“We must both, I’m afraid, recognize that, as we grow older, we become like old cars — more and more repairs and replacements are necessary” (C. S. Lewis).
AS OUR BODIES BECOME DILAPIDATED, WE’RE REMINDED THAT REPAIRS ARE A FACT OF LIFE. We spend what seems like an inordinate amount of time fixing things, and we probably wish we could spend that time in more productive pursuits, but in the real world, repairs are unavoidable. We have to take time for maintenance.
The reason repairs are necessary is that everything tends to degrade. Over time, everything falls into “disrepair.” And this is no less true of intangible things than it is of those that are physical. Left to themselves, things don’t get better — they degrade. It’s true of houses. It’s true of appliances. It’s true of everything in the world.

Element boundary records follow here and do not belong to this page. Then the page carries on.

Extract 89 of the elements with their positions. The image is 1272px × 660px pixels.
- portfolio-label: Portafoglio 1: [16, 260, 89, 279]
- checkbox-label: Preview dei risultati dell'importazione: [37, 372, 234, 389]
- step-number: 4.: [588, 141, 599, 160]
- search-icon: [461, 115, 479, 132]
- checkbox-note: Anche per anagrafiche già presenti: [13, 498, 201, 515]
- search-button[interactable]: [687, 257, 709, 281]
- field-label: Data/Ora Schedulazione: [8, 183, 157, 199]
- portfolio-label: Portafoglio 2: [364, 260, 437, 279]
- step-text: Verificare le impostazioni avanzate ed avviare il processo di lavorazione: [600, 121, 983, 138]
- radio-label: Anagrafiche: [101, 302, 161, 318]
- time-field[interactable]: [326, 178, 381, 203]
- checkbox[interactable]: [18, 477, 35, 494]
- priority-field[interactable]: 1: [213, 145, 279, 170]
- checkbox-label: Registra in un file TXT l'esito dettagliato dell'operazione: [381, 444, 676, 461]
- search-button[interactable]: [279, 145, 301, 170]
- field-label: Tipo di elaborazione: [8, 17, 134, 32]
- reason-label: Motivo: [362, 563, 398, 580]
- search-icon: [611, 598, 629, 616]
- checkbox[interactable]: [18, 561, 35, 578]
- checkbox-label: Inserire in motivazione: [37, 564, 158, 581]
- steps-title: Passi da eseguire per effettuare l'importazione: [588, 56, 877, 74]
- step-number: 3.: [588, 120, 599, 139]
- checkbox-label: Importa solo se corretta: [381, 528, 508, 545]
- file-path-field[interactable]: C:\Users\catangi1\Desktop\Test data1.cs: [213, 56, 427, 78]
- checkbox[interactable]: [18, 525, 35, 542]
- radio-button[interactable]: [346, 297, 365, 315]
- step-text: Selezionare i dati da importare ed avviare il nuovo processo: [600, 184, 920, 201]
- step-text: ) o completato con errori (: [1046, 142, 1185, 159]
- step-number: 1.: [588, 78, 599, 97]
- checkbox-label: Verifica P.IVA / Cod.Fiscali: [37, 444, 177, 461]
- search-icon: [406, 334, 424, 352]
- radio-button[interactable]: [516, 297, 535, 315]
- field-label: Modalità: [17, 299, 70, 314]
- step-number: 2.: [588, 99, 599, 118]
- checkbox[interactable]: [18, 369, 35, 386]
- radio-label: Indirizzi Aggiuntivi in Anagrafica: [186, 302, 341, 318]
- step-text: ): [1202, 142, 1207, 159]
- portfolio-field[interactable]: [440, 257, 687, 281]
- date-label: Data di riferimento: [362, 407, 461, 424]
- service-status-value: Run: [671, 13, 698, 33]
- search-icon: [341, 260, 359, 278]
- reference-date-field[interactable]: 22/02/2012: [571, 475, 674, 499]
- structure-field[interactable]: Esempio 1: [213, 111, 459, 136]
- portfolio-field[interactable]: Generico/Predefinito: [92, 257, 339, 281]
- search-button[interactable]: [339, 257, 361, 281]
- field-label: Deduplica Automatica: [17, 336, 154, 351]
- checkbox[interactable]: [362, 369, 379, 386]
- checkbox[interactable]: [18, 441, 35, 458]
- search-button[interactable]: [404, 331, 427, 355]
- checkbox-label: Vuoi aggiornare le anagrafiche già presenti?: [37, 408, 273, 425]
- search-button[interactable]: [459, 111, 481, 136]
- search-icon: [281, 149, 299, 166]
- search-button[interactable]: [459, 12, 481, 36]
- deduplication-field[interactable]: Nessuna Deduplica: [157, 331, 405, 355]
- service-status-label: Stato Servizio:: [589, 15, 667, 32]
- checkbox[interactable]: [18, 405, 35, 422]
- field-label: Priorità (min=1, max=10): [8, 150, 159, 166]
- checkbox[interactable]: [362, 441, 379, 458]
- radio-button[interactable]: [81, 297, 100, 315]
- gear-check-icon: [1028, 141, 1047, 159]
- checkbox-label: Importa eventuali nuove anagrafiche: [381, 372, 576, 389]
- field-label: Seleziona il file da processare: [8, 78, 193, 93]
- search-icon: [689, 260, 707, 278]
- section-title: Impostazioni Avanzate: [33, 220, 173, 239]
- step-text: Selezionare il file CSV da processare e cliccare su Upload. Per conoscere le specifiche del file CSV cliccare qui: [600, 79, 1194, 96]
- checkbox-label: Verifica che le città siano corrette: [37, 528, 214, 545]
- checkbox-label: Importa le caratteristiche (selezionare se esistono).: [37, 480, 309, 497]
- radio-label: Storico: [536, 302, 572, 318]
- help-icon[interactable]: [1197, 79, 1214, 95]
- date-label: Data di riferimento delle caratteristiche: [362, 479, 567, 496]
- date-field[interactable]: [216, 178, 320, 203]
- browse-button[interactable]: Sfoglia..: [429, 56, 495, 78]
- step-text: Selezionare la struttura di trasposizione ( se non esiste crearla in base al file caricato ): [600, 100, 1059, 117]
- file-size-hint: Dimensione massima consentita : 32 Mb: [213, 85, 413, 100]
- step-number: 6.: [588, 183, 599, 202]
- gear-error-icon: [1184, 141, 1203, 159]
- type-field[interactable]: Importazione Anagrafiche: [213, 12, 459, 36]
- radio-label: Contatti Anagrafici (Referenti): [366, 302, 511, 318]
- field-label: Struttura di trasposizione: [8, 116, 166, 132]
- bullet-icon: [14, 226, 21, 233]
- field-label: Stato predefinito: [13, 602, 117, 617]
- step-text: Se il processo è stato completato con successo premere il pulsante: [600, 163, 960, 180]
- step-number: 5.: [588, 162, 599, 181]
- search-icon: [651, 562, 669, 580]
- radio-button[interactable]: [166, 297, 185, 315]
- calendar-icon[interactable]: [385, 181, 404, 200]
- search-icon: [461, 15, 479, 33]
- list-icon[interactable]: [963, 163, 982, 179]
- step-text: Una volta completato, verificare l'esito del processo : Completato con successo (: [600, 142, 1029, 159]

Note, however, that we don’t have to actually damage something in order for it to become dilapidated. Things degrade all by themselves. If we simply do nothing, we’ll still find that repairs have to be made. In fact, it’s doing nothing that usually increases the need for repairs. When we neglect something and it starts to fall apart, rather than make the small repair promptly, we put it off. And eventually, the fix is much more drastic and costly than it should have been.
It was Samuel Johnson who said, “A man, sir, should keep his friendships in constant repair.” He was right. Whatever physical possessions we have that require maintenance, our relationships are even more important to tend to — and just as our physical “stuff” needs occasional fixing, so do our relationships. None of us has any relationship that doesn’t have to be repaired from time to time. And the closer and more intimate the relationship, the more we should value it enough to fix it when it needs fixing. Repairs are a big part of love.
Unfortunately, some damage can never be fully repaired. But when we’ve harmed others — even by neglect — we should want to make whatever repairs we can. If there is any compensation we can make, we should be eager to make it. In the end, our conscience needs to know we left nothing undone to repair the damage we caused.
“Fill up that which our lives have left behind. Undo that which we have done amiss. Repair the places we have wasted, bind the hearts we have wounded. Dry the eyes which we have flooded. Make the evil we have done work for good, so that we ourselves would not know it” (Anonymous “Prayer for the Past”).